Is It Necessary To Go Through Each Level in Order?

Some people may skip levels of financial freedom. Everyone should start at Level 1, Clarity.

However, after taking inventory of your financial situation, you may already be a Level 3 or 4. You can create a plan based on your current situation while focusing on your future goals.

Can I Skip Levels if I Already Have Some Financial Knowledge?

Skipping levels of financial freedom doesn’t have anything to do with having financial knowledge. Instead, you should base your levels of financial freedom on your financial situation.

For example, if you already have some breathing room, you can focus on achieving stability by paying down your credit card debts.

Can I Achieve Financial Freedom After Completing All 7 Levels?

The idea is to achieve financial freedom after completing all levels; however, it requires you to focus on your financial situation moving forward.

For example, if you achieve financial freedom level 7 but then give up on your habits and spend needlessly, you could spiral backward into a lower level. The key is consistency.

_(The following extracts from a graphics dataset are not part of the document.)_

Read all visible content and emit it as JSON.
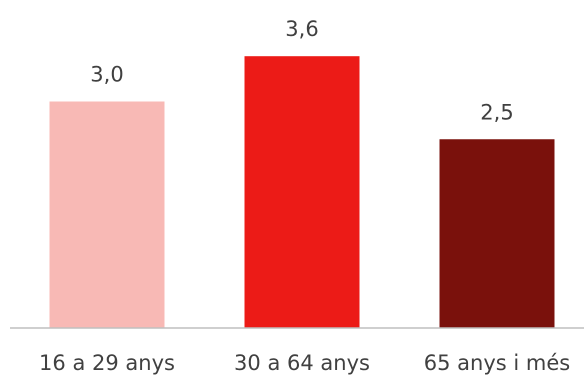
{
  "chart_data": {
    "type": "bar",
    "categories": [
      "16 a 29 anys",
      "30 a 64 anys",
      "65 anys i més"
    ],
    "values": [
      3.0,
      3.6,
      2.5
    ],
    "value_labels": [
      "3,0",
      "3,6",
      "2,5"
    ],
    "colors": [
      "#F8B9B5",
      "#EC1B17",
      "#7A110C"
    ],
    "axis_color": "#BFBFBF",
    "ylim": [
      0,
      4.2
    ],
    "title": "",
    "xlabel": "",
    "ylabel": "",
    "grid": false,
    "legend": "none"
  }
}
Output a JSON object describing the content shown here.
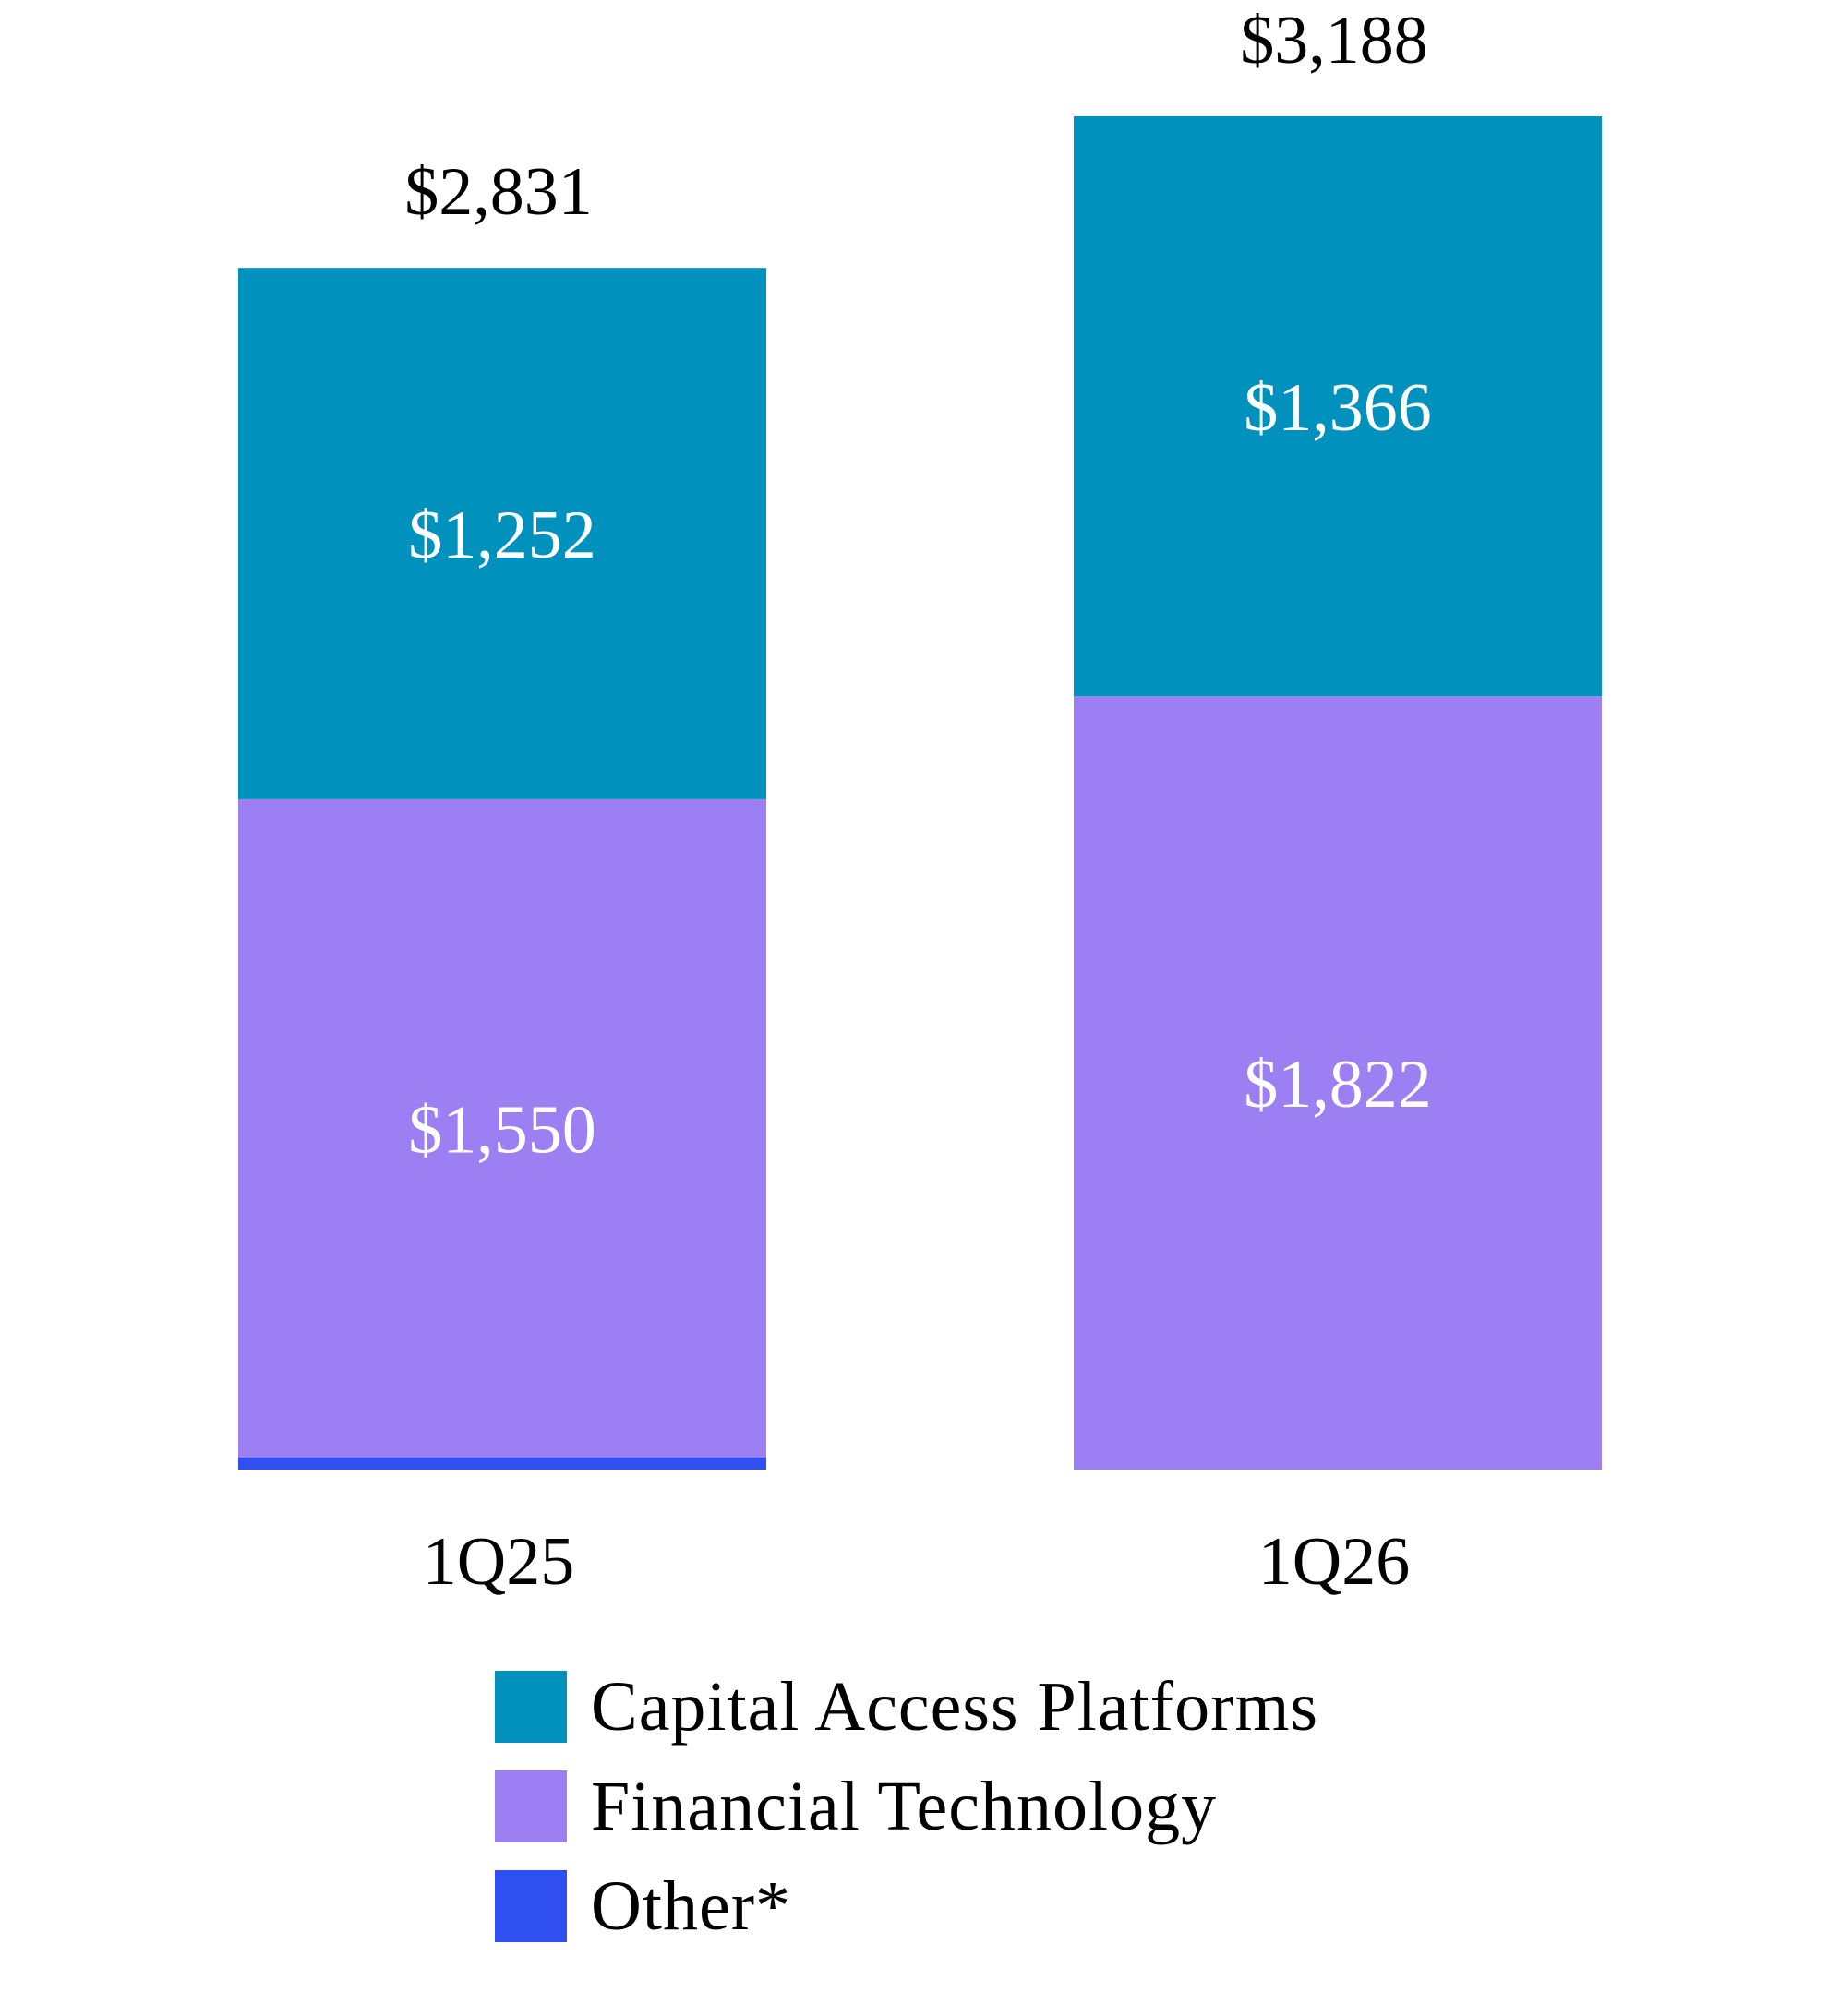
{
  "chart_data": {
    "type": "bar",
    "stacked": true,
    "categories": [
      "1Q25",
      "1Q26"
    ],
    "series": [
      {
        "name": "Other*",
        "values": [
          29,
          0
        ],
        "value_labels": [
          "",
          ""
        ],
        "color": "#2f4ff0"
      },
      {
        "name": "Financial Technology",
        "values": [
          1550,
          1822
        ],
        "value_labels": [
          "$1,550",
          "$1,822"
        ],
        "color": "#9b7ff3"
      },
      {
        "name": "Capital Access Platforms",
        "values": [
          1252,
          1366
        ],
        "value_labels": [
          "$1,252",
          "$1,366"
        ],
        "color": "#0091bd"
      }
    ],
    "totals": [
      2831,
      3188
    ],
    "total_labels": [
      "$2,831",
      "$3,188"
    ],
    "legend": [
      {
        "name": "Capital Access Platforms",
        "color": "#0091bd"
      },
      {
        "name": "Financial Technology",
        "color": "#9b7ff3"
      },
      {
        "name": "Other*",
        "color": "#2f4ff0"
      }
    ],
    "legend_position": "bottom",
    "ylim": [
      0,
      3188
    ],
    "grid": false,
    "title": "",
    "xlabel": "",
    "ylabel": ""
  }
}
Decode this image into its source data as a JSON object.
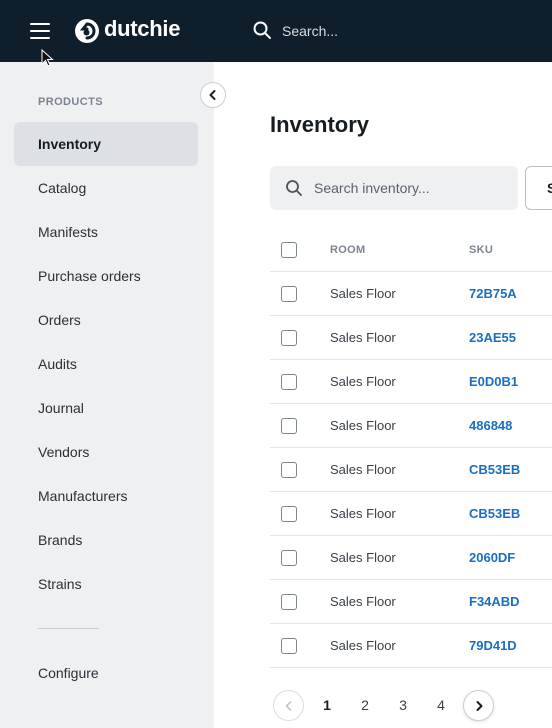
{
  "header": {
    "brand": "dutchie",
    "search_placeholder": "Search..."
  },
  "sidebar": {
    "section_label": "PRODUCTS",
    "items": [
      {
        "label": "Inventory",
        "active": true
      },
      {
        "label": "Catalog"
      },
      {
        "label": "Manifests"
      },
      {
        "label": "Purchase orders"
      },
      {
        "label": "Orders"
      },
      {
        "label": "Audits"
      },
      {
        "label": "Journal"
      },
      {
        "label": "Vendors"
      },
      {
        "label": "Manufacturers"
      },
      {
        "label": "Brands"
      },
      {
        "label": "Strains"
      }
    ],
    "footer_item": "Configure"
  },
  "main": {
    "title": "Inventory",
    "search_placeholder": "Search inventory...",
    "cut_button_label": "S",
    "table": {
      "columns": [
        "ROOM",
        "SKU"
      ],
      "rows": [
        {
          "room": "Sales Floor",
          "sku": "72B75A"
        },
        {
          "room": "Sales Floor",
          "sku": "23AE55"
        },
        {
          "room": "Sales Floor",
          "sku": "E0D0B1"
        },
        {
          "room": "Sales Floor",
          "sku": "486848"
        },
        {
          "room": "Sales Floor",
          "sku": "CB53EB"
        },
        {
          "room": "Sales Floor",
          "sku": "CB53EB"
        },
        {
          "room": "Sales Floor",
          "sku": "2060DF"
        },
        {
          "room": "Sales Floor",
          "sku": "F34ABD"
        },
        {
          "room": "Sales Floor",
          "sku": "79D41D"
        }
      ]
    },
    "pagination": {
      "pages": [
        "1",
        "2",
        "3",
        "4"
      ],
      "current": "1"
    }
  },
  "colors": {
    "topbar": "#0f1e2b",
    "sidebar": "#eef0f2",
    "active_item": "#dde1e5",
    "link": "#1a6fc2"
  }
}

Can the Levels Be Customized To Individual Goals?

As with any personal finance decision, all rules can be customized. Determining your financial situation and seeing how it fits into the levels is essential.

For example, you may not have any credit card debt, so once you achieve some breathing room, you’ve also achieved financial stability and can move on to flexibility.

What Is the One-Third Rule in Personal Finance?

The one-third rule can help you get on track to reach financial freedom. It states that you should allocate one-third of your income to fixed expenses, one-third to wants, and one-third to savings.

This allows you room for your everyday expenses and wants and to save for the future, such as achieving the FIRE movement.

The Bottom Line

The 7 Levels of Financial Freedom guide you to help avoid the need to live paycheck to paycheck and to help you achieve financial security. It happens at a different timeline for everyone.

The key is to get on your own two feet, get out of credit card debt, and save or invest enough money to trade your time for your heart’s biggest desires.